Jennifer Cherniack’s artwork on display at the Ottawa Art Gallery. [Photo © Emily McGrath]

Using image searches of O’Keeffe’s painting as a stand-in for the work itself, her project speaks to the impact of digital reproductions and commercialized representations on the true essence of art – much like the exhibit title, nobody sees the actual painting.

“It’s been a completely art, life and career-changing instance in my life,” she said. “I’m an artist again.”

Mazzarello, a photographer, joined the 44.4 collective, driven by the desire for a supportive community that resonated with her experiences and artistic vision.

Despite not being deeply familiar with her artwork, Mazzerello found inspiration in O’Keeffe’s iconic sense of fashion photographed by Alfred Stieglitz, to whom O’Keeffe was married from 1924 to his death in 1946.  

In a male-dominated art world, female artists often find themselves reliant on endorsement from men for opportunities and visibility. Despite O’Keeffe’s undeniable talent, her ascent to stardom was amplified by Stieglitz’s support and promotion.

The 44.4 collective emerged as a space where women could take agency over their artistic narratives.

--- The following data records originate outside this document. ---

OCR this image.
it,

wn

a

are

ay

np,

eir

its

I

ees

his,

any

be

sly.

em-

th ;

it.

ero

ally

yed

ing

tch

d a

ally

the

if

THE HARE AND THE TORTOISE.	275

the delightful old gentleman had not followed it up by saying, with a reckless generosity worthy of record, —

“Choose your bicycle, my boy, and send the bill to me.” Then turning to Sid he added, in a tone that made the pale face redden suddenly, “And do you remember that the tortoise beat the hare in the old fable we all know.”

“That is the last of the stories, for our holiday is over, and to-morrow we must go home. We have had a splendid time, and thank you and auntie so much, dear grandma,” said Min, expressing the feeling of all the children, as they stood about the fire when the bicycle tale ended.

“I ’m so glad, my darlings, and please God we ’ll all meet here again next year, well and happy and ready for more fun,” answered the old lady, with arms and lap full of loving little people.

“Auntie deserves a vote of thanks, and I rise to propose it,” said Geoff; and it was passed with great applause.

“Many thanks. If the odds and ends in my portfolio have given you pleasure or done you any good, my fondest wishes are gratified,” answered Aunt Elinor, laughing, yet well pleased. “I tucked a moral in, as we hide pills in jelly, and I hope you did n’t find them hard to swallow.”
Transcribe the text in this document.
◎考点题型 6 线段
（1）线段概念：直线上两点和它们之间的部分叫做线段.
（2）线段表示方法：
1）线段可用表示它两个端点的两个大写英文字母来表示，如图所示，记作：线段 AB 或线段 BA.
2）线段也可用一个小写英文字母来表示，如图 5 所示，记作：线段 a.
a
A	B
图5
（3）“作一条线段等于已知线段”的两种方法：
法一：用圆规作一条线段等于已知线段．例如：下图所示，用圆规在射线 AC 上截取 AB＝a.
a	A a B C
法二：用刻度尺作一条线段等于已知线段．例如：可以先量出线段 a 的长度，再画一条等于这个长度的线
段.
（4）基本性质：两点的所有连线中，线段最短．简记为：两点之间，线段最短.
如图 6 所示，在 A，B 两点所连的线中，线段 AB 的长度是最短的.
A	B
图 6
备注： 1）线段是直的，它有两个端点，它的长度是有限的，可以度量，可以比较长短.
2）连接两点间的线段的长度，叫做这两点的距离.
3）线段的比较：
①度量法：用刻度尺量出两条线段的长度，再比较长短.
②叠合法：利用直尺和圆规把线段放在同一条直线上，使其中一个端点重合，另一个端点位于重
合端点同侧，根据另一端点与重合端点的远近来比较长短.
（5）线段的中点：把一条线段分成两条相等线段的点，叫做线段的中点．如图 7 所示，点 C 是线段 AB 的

Alexa Mazzarello with her display of photo collages and dresses at the Nobody Sees a Flower vernissage.” [Photo © Emily McGrath]

“It’s such a rich experience to work in a collective,” said Mazzarello “We give each other permission to try stuff and encourage each other to do so.”

In addition to her fashion-inspired creations, Mazzarello has curated a collection of photographs from her walks following the traumatic birth of her first child during the pandemic. 

The digitally altered photos are meant to represent her self-transformation after experiencing a life-altering event and becoming a mother. Mazzarello said the original photos have taken on a “brighter and more optimistic” expression than when they were taken in times of struggle.

“Art making is about sharing what we know,” she said. “It’s about expanding our experiences out into the world.”

Mazzarello believes the support of her fellow collective members is essential to navigating and sharing these artistic experiences.

“There is so much more we can get done in community than we can on our own,” she said. “To think that I’m showing art at the Ottawa Art Gallery… that would have been an impossibility to tackle alone.”

Moira Power at the Nobody Sees a Flower vernissage at the Ottawa Art Gallery on March 1, 2024. [Photo © Emily McGrath]

Nobody Sees a Flower marks Moira Power’s curatorial debut at the OAG.

Although not a mother herself, Power said she was “instantly intrigued and inspired” when she learned about 44.4’s mission of questioning the ambiguity of motherhood. She attended critique nights at the artists’ studio to better understand the nature of the collective’s work and how it could best be displayed to reflect the artists’ unique lives.

“Once I heard that Alexa [Mazzarello] wanted to display clothing, I was instantly drawn to the idea of a clothesline,” she said. “I thought it connected with the theme of motherhood, as doing the laundry has traditionally been understood as a mother’s responsibility.”

Power said she felt encouraged by members of the collective to broaden her horizons for her first curatorial project.

“44.4’s positivity is contagious,” she said. “As a young woman beginning a new position in an unfamiliar space, they were extremely kind and understanding. It was almost as if their maternal nature had extended to myself.”

Speaking about their unique experiences as women, as mothers and as artists, mother-artists are challenging social perceptions and standards of motherhood. 

“We’re here, we exist, we are mothers and we are artists,” said Mazzerello “We’re speaking together, and people are starting to listen – there is power in that.”

Nobody Sees a Flower runs until March 31 at the Ottawa Art Gallery.